Now, though first unbeknownst to her, time reveals her new friend/ client is the ex-wife of Albert and during her massaging sessions, which become general friendly chat, Marianne reveals a lot of Albert’s bad traits, which at first Eva doesn’t notice because, seemingly, Albert is the first man she has really been attracted to since her ex. However, you see Marianne words poison their relationship as time goes on. Meanwhile Sarah goes through battles with her own husband, of which you constantly think divorce is pending, and while Ellen preps for leaving the nest, as does Albert and Marianne’s daughter Tess (played by Eve Hewson), you see both parents, and children, struggling with all of their interpersonal relationships/ communication.

Praise

What I loved most about the film is that up until the end, you can easily see this movie being stretched out into an HBO series, or mini-series, for it really does come off that good. To start, Gandolfini and Louis-Dreyfus have great chemistry in their scenes, and though their romance sort of blossoms quickly, you get quite comfortable seeing them together and watching their awkward, at first, conversations. Also, what I liked was that they didn’t treat the film like they would a film with 20 something-year-olds. Their romance wasn’t all consuming, but simply a joyous part of their life which still required them to work, take care of their kids and handle other personal matters like their friends.

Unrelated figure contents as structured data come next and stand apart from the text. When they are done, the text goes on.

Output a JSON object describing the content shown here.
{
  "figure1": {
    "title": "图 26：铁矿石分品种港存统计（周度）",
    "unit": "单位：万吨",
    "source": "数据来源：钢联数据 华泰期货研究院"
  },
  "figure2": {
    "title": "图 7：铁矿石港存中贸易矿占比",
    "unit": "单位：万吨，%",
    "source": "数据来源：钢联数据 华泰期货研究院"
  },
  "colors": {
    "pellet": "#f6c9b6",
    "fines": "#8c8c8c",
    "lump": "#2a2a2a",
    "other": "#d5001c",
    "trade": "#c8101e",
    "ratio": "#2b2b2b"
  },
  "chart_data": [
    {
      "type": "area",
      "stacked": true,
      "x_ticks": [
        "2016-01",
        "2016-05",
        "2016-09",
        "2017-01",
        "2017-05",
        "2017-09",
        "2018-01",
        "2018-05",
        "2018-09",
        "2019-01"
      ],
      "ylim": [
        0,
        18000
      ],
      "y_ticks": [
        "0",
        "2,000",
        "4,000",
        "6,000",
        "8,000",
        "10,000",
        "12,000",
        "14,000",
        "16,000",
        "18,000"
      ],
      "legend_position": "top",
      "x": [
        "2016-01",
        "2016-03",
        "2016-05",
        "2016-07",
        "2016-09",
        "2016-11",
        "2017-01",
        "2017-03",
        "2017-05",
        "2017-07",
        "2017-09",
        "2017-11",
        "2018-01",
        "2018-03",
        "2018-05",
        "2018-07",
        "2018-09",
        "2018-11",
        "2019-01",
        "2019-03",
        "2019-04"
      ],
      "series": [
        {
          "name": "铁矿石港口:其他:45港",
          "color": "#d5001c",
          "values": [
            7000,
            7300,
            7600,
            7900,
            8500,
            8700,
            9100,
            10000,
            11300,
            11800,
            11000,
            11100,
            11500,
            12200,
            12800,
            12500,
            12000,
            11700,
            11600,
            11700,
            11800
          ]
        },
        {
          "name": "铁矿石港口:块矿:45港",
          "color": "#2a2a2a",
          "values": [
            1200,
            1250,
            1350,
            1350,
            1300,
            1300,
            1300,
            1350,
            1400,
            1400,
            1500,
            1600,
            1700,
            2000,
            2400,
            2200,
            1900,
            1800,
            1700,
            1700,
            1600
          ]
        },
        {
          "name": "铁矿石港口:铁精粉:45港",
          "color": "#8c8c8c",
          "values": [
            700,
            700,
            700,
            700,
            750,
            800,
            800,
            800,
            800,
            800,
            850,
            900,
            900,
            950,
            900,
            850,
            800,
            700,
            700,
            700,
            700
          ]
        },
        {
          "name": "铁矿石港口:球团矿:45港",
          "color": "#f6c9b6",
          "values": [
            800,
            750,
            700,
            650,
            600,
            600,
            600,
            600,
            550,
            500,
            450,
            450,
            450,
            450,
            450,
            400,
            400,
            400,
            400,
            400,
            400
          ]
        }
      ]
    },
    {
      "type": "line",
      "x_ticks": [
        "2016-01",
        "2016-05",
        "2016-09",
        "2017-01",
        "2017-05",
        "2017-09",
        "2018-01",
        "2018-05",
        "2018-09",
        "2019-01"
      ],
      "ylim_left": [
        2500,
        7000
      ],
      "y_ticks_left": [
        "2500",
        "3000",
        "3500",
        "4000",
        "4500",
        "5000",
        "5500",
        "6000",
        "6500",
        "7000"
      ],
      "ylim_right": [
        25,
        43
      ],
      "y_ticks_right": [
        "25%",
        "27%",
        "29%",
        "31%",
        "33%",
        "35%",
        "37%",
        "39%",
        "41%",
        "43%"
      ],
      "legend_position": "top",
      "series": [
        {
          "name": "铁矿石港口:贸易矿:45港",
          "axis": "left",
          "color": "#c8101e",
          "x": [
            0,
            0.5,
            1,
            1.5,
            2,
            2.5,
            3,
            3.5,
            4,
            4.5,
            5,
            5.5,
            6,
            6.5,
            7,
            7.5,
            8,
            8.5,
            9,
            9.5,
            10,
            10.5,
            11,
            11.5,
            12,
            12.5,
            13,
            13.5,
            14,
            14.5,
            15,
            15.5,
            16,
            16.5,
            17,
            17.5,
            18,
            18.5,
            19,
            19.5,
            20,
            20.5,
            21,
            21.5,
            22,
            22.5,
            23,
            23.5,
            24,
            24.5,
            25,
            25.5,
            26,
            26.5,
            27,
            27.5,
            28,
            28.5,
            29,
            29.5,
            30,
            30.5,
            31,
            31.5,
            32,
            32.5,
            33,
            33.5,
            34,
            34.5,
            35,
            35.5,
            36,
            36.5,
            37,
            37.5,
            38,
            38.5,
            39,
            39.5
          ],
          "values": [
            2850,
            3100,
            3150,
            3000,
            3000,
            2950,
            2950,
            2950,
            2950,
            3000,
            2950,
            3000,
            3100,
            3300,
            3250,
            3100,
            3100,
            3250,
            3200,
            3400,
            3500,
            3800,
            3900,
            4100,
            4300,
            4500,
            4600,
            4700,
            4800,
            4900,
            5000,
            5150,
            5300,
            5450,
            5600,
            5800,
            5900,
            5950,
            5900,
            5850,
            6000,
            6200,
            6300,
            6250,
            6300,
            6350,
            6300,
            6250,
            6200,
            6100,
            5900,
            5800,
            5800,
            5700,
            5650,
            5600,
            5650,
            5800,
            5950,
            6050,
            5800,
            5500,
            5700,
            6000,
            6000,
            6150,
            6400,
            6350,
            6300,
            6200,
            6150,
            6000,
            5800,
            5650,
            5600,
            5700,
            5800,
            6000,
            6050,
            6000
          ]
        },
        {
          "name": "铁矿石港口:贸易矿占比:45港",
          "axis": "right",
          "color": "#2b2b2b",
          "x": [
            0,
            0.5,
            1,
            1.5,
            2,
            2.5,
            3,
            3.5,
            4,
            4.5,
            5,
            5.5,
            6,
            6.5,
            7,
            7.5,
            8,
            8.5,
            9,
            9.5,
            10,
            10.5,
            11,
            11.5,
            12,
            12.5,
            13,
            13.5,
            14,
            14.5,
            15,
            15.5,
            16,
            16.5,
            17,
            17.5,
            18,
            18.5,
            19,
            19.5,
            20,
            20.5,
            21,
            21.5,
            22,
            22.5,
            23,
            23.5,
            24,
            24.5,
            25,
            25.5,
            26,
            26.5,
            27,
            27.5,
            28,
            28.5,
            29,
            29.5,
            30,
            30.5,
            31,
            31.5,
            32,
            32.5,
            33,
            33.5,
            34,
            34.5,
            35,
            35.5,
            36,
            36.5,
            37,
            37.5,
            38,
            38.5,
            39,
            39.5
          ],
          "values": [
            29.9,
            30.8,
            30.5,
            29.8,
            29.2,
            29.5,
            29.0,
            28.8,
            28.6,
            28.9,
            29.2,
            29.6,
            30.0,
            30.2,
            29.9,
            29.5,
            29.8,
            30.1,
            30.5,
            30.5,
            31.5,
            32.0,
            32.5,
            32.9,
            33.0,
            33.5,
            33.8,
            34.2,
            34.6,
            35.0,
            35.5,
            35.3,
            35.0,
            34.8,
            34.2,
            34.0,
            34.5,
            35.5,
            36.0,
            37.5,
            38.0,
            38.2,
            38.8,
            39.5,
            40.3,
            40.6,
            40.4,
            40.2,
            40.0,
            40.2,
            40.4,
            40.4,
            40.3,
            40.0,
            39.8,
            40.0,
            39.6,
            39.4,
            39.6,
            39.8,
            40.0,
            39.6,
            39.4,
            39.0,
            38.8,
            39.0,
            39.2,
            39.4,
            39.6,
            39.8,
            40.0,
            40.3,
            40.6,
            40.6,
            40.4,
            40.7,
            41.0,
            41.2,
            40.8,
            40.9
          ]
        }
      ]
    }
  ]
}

Leading me to also speak on the people outside of Gandolfini and Louis-Dreyfus who are really the ones who push the idea of a series out there. While watching Collette, actually speaking in her natural accent it seems, with on-screen husband played by Ben Falcone, you see a story within itself, and then when you add the kids of Gandolfini and Louis-Dreyfus, especially Ellen’s friend Chloe (played by Tavi Gevinson) there continues to be more and more people in the film who seem filled with a story to tell, but only end up supporting characters.

 

Criticism

Like with 90% of romance films, the film employs that usual pattern where the romance starts strong, tapers and then someone does something stupid or has this secret, which wreaks the relationship. In this case, it is the fact Eva knows both Marianne and Albert which is the hammer which crushes Eva and Albert’s relationship. And though you understand, to a point, Albert’s reaction in discovering his girlfriend is getting dirt on him from his ex-wife, at the same time it is unfortunate the film decided to follow the usual pattern and didn’t stick to remaining different from the rest of the romance films out there.

Overall: Rental

Truth be told, outside of The Sopranos I am not too familiar with James Gandolfini’s work, but with this movie, it does tempt me to look into his filmography. In many ways, he looks like a sweet, jolly, giant who has his own charm which compensates for him not having the traditional look of a male love interest. And considering this was one of his last films, of which has a very good cast, and story, that is why I am saying this is a rental. It is cute, may make you tear a little bit, and contains a few scattered laughs. Something definitely worthy of taking up your free time in my opinion.